We could dismiss these apparent errors with superficial and unsophisticated explanations by saying that the pasuk: “Yitro was overwhelmed with gladness when hearing of all the good that HaShem had done for Israel; by rescuing him from the hand of the Egyptians,” was describing the limitless empathy that Yitro felt for the Jewish nation, as if he himself was saved by HaShem at the splitting of the Red Sea.
And we can explain the prophet Yirmiyahu’s usage of the words “he is” in the pasuk “… Rachel is weeping for her children and refusing to be comforted, because he is not here” as a way of describing Rachel’s limitless love for all the children of Israel. That if the time should come when all the Jews in the world will gather in Eretz Yisrael except for one “Menachem Mendel” who is still out there, Rachel will continue to weep and refuse to be comforted “because he is not here”.
However, I suggest a deeper meaning to the same apparent mistake of using the inappropriate singular term in place of the proper plural term.
In both cases the singular refers to the one, unitary, almighty creator of Heaven and Earth, the God of Avraham, Yitzchak, Ya’akov Who chose their descendants – the nation of Israel – as his own.
And the message is the same.
Rabbi Yanai in Midrash Raba (Shemot 2:5) explains that HaShem appeared to Moshe from a burning thorny bush as if to say that when the Jewish people are in dire distress, HaShem is together with them in their galut and suffering, just as twins feel each other’s pain.
The pasuk says, “Yitro was overwhelmed with gladness when hearing of all the good that HaShem had done for Israel; by rescuing him from the hand of the Egyptians.”
By freeing the Jewish people from galut, HaShem too was now freed from the tuma of the galut.
The prophet Yirmiyahu was echoing the same idea, that “Rachel is weeping for her children and refusing to be comforted, because he is not here” – because HaShem has relegated himself to be in galut with His children Yisrael.
Each and every Jew is connected to the holy Shechina from whom he draws the unique sanctity of his Jewish soul.
A Jew in galut, by necessity draws that spark of Shechina that is his essence to dwell with him in the tuma of the galut.

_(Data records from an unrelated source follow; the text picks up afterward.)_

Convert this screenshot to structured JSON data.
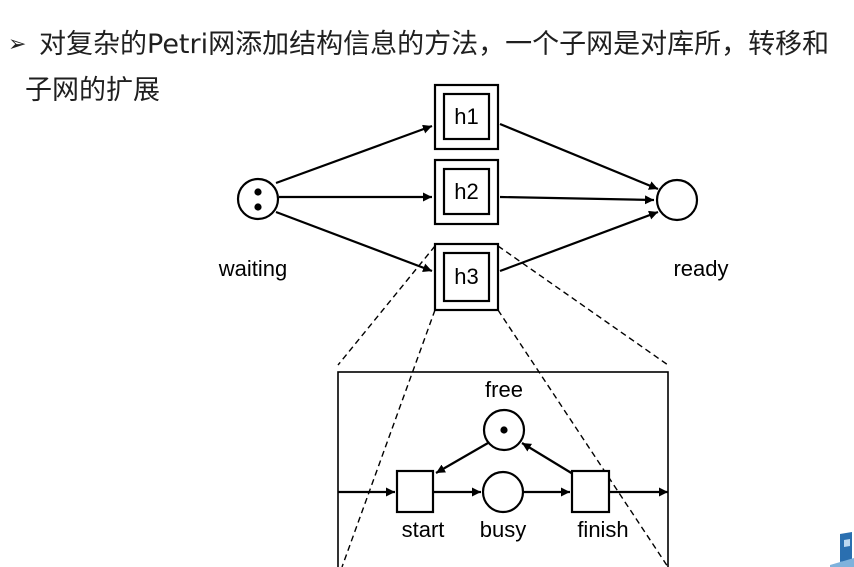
{
  "slide": {
    "bullet_marker": "➢",
    "text": "对复杂的Petri网添加结构信息的方法，一个子网是对库所，转移和子网的扩展"
  },
  "diagram": {
    "top_places": {
      "waiting": "waiting",
      "ready": "ready"
    },
    "transitions": {
      "h1": "h1",
      "h2": "h2",
      "h3": "h3"
    },
    "subnet": {
      "free": "free",
      "start": "start",
      "busy": "busy",
      "finish": "finish"
    }
  },
  "logo_icon": "corner-logo-icon"
}
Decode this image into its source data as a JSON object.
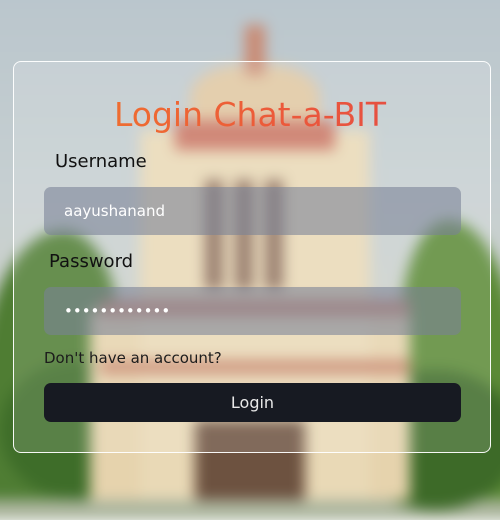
{
  "login_form": {
    "title": "Login Chat-a-BIT",
    "username_label": "Username",
    "username_value": "aayushanand",
    "password_label": "Password",
    "password_value": "************",
    "signup_link": "Don't have an account?",
    "login_button": "Login"
  },
  "colors": {
    "title_gradient_start": "#f07a2a",
    "title_gradient_end": "#e04548",
    "button_background": "#171a22",
    "input_background": "rgba(120,130,150,0.58)"
  }
}
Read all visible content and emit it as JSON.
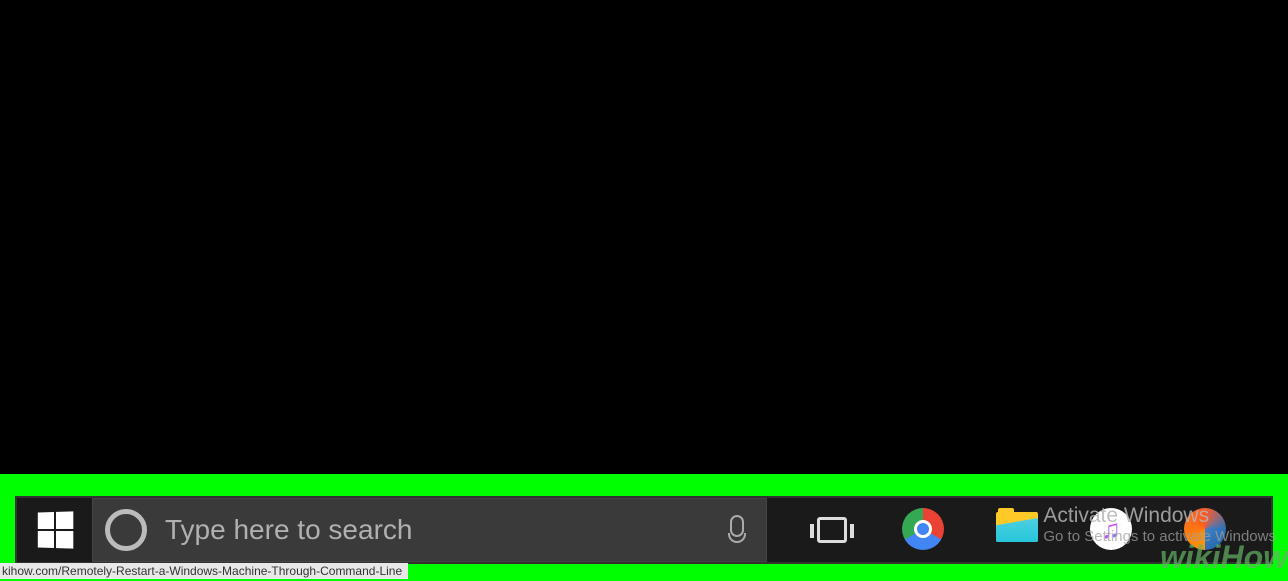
{
  "desktop": {},
  "taskbar": {
    "search": {
      "placeholder": "Type here to search"
    },
    "apps": [
      {
        "name": "chrome",
        "label": "Google Chrome"
      },
      {
        "name": "explorer",
        "label": "File Explorer"
      },
      {
        "name": "itunes",
        "label": "iTunes"
      },
      {
        "name": "firefox",
        "label": "Firefox"
      }
    ]
  },
  "watermark": {
    "activate_title": "Activate Windows",
    "activate_subtitle": "Go to Settings to activate Windows"
  },
  "url_label": "kihow.com/Remotely-Restart-a-Windows-Machine-Through-Command-Line",
  "wikihow_text": "wikiHow"
}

Coming home to Eretz Yisrael, is a physical act, but the spiritual implications overwhelmingly over-shadow the physical. You bring home that part of the Shechina which is the life energy of your soul. Not to do so, is not only a violation of a rudimental requirement of being an authentic organ in the body of Am Yisrael, it is a denial of the spiritual, metaphysical aspects of Judaism and your connection to them.
This Shabbat, when we hear the first of the Ten Commandments, “I am the Lord your God who has delivered you from the land of Egypt,” keep in mind that the purpose of the deliverance was to reveal the Torah to the Jewish nation and to be kept in HaShem’s Holy Land.
The commandment does not say “I am the Lord your God who has delivered you from the land of Egypt, in order that you dwell in other lands of the galut.